Kamis, 23 Januari 2014

Tentang OCD ( Obsessive Corbuzier’s Diet )

[caption id="attachment_6568" align="aligncenter" width="800"]Diet. From : http://www.belgraviacentre.com/ Diet. From : http://www.belgraviacentre.com/[/caption]

Diperkenalkan oleh mentalist Deddy Corbuzier, cara diet ini seketika menjadi hits sekaligus kontroversi para ahli gizi. Tutorialnya berupa e-book banyak diunduh dari internet dan diikuti sederet selebritas lainnya, seperti presenter Olla Ramlan, penyanyi Vicki Shu, dan aktor Chicco Jerikho.

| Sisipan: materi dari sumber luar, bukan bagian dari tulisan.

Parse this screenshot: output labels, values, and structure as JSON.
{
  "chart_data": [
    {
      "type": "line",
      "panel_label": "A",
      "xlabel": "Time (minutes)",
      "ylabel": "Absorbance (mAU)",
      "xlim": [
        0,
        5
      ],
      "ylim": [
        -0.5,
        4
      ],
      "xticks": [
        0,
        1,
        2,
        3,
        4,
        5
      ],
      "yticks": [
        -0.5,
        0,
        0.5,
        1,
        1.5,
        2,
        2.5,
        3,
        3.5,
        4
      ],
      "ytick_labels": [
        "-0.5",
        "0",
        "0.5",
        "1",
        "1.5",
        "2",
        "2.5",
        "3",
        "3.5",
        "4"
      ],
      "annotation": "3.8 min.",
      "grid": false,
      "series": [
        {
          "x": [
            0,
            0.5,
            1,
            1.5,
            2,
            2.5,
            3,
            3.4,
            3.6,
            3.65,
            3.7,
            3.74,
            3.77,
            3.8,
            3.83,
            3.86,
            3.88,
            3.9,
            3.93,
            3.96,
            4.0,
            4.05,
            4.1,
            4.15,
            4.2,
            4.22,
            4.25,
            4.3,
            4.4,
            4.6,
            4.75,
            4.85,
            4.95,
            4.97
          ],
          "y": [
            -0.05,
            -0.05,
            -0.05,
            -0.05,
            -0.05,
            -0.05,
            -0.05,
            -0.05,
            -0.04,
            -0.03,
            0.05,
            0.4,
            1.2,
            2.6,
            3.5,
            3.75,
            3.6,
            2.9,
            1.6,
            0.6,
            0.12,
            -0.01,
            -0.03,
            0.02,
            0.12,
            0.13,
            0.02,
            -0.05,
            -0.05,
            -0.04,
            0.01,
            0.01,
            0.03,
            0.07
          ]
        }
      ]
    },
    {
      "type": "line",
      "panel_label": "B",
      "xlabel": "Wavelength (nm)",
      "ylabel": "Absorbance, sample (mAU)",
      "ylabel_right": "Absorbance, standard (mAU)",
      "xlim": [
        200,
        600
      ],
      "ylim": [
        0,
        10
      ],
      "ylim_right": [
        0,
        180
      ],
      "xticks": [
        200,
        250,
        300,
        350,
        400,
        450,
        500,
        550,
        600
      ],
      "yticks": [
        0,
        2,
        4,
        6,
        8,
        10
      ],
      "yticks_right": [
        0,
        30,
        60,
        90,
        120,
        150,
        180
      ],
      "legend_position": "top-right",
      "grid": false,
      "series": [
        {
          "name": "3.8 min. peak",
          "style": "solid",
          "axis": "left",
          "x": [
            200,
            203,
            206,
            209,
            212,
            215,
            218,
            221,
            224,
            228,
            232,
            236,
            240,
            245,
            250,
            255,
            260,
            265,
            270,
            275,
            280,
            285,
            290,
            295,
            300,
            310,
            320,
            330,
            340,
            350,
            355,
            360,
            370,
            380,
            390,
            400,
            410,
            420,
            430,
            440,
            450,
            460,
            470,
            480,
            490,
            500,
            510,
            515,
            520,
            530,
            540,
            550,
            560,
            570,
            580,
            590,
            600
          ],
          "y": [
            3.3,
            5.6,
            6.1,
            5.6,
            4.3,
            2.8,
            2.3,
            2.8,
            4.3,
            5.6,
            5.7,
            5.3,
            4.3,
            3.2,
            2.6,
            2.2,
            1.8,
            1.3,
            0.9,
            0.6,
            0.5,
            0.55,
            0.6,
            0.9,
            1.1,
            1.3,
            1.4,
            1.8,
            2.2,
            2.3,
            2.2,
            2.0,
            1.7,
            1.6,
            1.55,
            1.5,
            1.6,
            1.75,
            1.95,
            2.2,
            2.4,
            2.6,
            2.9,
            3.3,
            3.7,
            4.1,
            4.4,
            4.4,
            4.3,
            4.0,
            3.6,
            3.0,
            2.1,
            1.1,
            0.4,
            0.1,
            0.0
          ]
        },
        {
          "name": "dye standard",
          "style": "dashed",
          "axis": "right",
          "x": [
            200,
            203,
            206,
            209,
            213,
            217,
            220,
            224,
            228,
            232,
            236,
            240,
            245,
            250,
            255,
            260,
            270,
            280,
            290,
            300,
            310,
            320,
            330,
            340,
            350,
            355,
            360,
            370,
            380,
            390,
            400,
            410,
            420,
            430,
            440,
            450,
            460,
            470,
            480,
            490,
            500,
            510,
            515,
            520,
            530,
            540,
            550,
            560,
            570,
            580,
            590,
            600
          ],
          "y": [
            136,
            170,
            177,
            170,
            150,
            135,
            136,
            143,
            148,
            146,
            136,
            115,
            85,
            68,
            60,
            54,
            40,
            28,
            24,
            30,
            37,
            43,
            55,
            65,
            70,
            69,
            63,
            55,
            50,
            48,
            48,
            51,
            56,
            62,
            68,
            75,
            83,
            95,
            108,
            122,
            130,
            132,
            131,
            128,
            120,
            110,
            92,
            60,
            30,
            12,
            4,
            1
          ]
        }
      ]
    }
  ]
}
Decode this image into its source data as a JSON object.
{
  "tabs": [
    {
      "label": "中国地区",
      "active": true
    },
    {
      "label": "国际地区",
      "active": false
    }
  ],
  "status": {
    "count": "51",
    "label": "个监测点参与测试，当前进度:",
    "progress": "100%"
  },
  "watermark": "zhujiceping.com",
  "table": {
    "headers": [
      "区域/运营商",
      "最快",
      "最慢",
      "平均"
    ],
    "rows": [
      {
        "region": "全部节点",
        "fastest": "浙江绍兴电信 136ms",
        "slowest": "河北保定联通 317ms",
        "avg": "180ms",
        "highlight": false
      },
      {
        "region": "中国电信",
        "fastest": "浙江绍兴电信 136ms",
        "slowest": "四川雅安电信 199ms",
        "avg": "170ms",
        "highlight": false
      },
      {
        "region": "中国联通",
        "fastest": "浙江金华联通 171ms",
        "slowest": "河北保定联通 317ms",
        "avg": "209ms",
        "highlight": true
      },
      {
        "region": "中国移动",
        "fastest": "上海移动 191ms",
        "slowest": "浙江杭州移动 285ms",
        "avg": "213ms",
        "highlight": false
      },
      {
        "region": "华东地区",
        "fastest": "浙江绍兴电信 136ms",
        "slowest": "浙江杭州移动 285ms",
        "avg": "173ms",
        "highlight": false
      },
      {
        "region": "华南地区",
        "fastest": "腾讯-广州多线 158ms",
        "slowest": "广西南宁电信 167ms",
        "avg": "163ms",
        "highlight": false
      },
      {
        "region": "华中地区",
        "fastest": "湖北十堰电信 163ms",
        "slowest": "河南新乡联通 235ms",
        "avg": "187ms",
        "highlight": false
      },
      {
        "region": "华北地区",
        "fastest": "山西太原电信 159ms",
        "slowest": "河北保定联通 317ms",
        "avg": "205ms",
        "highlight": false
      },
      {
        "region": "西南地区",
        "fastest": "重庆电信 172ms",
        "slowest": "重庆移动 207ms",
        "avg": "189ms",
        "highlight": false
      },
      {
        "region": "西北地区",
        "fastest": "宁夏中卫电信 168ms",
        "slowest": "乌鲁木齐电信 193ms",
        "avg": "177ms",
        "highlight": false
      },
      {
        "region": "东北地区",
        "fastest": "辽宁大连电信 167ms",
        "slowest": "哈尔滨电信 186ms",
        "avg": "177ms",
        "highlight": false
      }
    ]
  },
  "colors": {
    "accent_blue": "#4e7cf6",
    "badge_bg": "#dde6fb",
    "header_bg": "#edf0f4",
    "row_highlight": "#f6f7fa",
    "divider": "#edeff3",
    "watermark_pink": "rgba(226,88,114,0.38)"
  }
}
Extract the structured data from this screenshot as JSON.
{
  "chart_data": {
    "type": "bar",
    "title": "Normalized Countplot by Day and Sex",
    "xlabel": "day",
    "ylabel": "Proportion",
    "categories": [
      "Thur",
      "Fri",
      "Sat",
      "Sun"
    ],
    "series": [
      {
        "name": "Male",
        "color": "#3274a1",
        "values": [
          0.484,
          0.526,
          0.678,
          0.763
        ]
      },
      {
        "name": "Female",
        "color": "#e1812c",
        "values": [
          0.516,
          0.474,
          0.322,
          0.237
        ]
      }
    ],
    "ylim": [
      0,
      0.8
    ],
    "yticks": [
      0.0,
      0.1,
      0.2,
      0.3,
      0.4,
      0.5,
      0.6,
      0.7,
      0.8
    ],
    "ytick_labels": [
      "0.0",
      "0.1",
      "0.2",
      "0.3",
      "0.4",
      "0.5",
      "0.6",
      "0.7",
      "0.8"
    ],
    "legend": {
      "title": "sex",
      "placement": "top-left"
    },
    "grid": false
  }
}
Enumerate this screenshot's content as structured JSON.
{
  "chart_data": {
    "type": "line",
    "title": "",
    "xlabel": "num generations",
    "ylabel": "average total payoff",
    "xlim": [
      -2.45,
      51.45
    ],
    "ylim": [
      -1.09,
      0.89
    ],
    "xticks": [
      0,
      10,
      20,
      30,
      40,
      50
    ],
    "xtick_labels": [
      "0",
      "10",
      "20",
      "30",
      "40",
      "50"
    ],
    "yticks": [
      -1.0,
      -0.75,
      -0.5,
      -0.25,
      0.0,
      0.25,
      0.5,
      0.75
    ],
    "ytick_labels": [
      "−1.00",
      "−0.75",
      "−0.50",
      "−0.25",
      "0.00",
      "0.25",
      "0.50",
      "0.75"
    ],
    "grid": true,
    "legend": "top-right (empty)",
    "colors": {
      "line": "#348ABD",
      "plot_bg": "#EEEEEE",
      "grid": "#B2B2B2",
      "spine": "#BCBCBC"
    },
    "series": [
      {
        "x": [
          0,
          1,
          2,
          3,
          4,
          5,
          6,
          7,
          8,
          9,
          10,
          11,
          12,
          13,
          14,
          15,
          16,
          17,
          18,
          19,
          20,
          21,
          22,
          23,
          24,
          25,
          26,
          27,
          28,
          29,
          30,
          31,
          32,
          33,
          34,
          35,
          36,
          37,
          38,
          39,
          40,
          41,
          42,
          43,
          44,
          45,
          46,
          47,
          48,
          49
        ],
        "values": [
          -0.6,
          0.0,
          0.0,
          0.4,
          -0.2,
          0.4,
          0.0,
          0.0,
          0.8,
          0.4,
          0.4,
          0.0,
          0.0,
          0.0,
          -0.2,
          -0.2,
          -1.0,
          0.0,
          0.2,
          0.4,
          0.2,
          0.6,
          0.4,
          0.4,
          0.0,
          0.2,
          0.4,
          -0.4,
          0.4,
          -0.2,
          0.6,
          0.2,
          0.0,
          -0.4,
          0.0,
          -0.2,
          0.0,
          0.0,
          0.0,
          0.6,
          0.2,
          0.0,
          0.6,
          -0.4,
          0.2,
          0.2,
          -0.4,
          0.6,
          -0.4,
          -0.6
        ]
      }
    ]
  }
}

Deddy sendiri menyebut OCD sebagai cara hidup, bukan semata pola makan.


Metode diet OCD ini mirip dengan puasa berjeda. Ada tenggang waktu selama 8, 6, atau 4 jam dalam sehari untuk makan. Setelah lewat jam itu haruslah berpuasa, sekalipun masih diperbolehkan minum air putih atau mengonsumsi apa pun yang tidak mengandung kalori. Deddy menamai periode ini sebagai ‘jendela makan’. Selama berada dalam ‘jendela makan’, makanan apa pun boleh dikonsumsi tanpa pantangan.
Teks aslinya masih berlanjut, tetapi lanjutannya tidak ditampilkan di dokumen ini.